Gilman provides information on gender roles in her time period by showing how the narrator’s husband’s treatment towards her is typical in that that he does not let her oppose his opinion when she tries to tell him she no longer needs rest. For instance, “he [sits] straight up and [looks] at [her] with such a stern, reproachful look that [she does] not say another word. ” He makes her feel as if she does not know what is in her own best interest. His decision to stay put in that house and her agreement to it without a word suggests the economic and social dependence of women on men.
The final similar obstacle they face is the expected gender role to which they have to be compliant. In “A Jury of Her Peers,” the representation of the kitchen as a woman’s sole domain of life indicates Minnie’s time and effort which she solely devotes to the duties of the house chores, particularly the kitchen. The overused condition of the stove is another object that suggests Minnie’s services to her husband. She is obligated to do so because of society’s perception of gender roles. Glaspell’s point in her story is that women’s worth has been sociologically devalued because of the attributes associated with each gender.
Women in those times were treated as subordinates to an extent that men did not value their emotions or the importance of their being. In the story, the men’s attitudes reflect this when they regard the details in the kitchen trivial and laugh at the fine stitching on her quilt. The society’s representation of an accepted form of male dominance, whether it is fair or not, drives Minnie to commit a murder. Similarly, the main character’s gender role in “The Yellow Wallpaper,” requires her to be compliant. Her state of being suppressed from her baby and the meetings from her loved ones implies the obedience towards her husband’s commandments.
Just like Minnie, she is ordered as well and is expected to obey, particularly because of her role as a woman. Gilman depicts men’s dominative role over women, she points out that they are controlling and underestimate women’s’ intellectual power. This is seen when she converses with her husband about moving elsewhere. He underestimates her ability to understand her own self. He decides for her feelings of wellness by giving her an impression that he knows better than she does. As a result, with a consistent attitude to be correct every time drives the women to literally think they are wrong.

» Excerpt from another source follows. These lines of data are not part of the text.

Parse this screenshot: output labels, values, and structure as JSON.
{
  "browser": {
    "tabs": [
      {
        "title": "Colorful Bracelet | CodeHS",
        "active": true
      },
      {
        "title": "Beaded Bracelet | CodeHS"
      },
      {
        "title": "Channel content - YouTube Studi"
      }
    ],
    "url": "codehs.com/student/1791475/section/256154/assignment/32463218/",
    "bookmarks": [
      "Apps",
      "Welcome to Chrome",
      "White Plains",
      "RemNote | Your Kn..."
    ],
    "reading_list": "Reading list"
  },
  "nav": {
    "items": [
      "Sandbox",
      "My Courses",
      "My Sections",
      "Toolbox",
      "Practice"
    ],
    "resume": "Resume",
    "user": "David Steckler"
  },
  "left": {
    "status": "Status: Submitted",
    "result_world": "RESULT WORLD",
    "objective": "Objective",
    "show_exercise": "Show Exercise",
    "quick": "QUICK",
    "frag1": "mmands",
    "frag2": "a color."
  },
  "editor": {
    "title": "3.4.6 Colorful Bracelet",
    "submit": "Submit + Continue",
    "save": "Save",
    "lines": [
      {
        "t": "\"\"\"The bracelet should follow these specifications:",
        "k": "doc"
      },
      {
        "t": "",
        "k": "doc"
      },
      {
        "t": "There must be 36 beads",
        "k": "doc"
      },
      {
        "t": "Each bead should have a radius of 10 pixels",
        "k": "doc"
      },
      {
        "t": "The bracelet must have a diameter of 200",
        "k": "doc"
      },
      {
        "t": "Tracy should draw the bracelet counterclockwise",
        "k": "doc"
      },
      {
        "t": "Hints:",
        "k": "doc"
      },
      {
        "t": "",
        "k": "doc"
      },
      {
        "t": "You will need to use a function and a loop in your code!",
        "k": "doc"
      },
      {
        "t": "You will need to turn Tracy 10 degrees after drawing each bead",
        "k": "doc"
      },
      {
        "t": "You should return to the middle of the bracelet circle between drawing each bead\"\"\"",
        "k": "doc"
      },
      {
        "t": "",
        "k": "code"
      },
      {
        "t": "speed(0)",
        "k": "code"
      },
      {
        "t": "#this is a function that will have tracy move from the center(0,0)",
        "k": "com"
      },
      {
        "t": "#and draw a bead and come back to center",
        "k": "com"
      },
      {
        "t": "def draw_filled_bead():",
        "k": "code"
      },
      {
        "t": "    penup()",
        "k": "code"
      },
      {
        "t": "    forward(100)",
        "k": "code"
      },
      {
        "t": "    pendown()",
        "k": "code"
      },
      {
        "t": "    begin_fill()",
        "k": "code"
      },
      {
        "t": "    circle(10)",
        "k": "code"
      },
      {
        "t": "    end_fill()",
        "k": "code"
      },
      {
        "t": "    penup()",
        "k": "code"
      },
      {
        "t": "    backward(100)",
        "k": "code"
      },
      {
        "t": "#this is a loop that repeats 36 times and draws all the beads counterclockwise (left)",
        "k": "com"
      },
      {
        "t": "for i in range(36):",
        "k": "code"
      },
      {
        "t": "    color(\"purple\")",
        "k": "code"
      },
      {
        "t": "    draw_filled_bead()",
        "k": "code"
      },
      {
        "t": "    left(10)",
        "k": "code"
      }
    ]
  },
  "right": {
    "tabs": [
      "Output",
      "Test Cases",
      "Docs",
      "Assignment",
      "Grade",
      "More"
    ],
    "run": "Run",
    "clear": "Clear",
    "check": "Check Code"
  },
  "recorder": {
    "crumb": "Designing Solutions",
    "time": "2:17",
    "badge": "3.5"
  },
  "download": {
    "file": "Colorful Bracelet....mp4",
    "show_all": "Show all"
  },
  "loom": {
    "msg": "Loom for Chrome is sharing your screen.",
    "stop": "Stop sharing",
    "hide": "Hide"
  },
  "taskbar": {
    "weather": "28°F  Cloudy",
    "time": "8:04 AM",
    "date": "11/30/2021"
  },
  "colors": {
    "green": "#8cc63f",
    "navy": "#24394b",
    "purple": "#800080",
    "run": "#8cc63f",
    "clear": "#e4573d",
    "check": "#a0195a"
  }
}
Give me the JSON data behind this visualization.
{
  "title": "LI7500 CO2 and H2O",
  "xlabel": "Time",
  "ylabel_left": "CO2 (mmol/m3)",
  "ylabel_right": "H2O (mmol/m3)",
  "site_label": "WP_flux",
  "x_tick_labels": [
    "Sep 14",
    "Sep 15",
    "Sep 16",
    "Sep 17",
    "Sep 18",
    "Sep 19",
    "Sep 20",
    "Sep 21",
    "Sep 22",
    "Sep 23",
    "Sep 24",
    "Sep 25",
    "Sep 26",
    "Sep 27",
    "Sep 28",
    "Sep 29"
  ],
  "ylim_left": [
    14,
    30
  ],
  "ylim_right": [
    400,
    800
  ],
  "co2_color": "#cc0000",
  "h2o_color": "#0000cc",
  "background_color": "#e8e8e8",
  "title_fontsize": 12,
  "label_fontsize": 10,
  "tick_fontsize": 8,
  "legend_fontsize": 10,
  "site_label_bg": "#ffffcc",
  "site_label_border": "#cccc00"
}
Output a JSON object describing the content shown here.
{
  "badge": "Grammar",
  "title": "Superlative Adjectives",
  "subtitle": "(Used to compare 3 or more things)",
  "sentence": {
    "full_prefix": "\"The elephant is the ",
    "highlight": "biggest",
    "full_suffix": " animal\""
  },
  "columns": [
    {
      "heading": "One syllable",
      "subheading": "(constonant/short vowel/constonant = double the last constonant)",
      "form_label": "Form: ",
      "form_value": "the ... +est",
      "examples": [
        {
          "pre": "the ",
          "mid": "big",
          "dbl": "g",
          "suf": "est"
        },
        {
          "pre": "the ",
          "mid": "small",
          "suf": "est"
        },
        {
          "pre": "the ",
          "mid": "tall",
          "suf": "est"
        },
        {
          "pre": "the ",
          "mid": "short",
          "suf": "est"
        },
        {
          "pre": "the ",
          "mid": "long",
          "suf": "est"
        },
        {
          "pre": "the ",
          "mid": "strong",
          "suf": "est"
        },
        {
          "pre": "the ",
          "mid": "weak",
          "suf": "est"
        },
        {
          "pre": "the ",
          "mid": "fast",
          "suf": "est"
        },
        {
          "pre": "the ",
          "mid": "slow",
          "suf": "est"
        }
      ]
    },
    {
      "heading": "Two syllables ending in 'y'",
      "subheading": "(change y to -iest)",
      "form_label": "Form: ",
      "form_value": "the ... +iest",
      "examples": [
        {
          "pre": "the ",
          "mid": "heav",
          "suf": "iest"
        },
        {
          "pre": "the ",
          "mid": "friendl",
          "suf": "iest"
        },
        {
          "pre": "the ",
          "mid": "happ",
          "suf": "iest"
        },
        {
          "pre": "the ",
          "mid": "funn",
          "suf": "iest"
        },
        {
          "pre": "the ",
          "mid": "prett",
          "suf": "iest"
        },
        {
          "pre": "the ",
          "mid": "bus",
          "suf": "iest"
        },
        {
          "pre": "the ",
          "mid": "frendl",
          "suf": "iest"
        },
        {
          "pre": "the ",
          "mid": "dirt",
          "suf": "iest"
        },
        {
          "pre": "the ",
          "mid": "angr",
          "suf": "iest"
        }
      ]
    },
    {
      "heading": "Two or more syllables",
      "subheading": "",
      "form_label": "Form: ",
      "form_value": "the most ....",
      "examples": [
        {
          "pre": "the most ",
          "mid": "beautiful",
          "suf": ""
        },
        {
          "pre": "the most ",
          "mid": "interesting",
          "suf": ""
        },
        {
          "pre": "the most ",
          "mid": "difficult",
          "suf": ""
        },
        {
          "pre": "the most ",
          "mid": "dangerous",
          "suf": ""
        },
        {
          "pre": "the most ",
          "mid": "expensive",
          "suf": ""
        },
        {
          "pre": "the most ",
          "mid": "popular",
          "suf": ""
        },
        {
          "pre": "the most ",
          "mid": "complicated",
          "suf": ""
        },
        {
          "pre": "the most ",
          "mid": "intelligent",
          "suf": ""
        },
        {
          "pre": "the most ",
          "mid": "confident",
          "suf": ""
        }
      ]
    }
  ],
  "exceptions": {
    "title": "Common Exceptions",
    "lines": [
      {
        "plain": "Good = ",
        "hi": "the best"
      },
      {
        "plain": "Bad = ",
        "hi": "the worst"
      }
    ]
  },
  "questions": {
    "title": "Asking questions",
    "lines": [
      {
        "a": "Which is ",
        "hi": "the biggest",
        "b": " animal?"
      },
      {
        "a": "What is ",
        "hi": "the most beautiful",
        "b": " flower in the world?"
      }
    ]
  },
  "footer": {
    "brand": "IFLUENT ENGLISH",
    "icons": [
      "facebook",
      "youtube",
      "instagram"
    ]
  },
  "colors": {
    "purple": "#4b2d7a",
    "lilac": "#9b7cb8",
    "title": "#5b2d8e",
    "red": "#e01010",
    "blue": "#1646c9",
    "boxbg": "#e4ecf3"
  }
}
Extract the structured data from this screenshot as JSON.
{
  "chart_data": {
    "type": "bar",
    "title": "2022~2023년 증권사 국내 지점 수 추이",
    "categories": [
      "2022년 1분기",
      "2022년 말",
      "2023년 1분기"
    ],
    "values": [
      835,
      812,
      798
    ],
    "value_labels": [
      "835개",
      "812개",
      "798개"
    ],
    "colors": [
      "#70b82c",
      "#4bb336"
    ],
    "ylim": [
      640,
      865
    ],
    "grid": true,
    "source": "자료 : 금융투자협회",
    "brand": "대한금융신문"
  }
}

Though they share a major theme, the authors have slightly different focuses. Gilman makes a convincing statement about the correlation between the concept of freedom and insanity. She shows how due to gender inequality a relationship between two unrelated variables is formed. Whereas, Glaspell shows due to gender inequality how men are incapable of understanding the subtlety of women’s communication. Despite of these trivial different focuses, however, the theme is one. Thus, owing to several similarities both of the stories, written exquisitely, give a comprehensive and explicit view of gender inequality.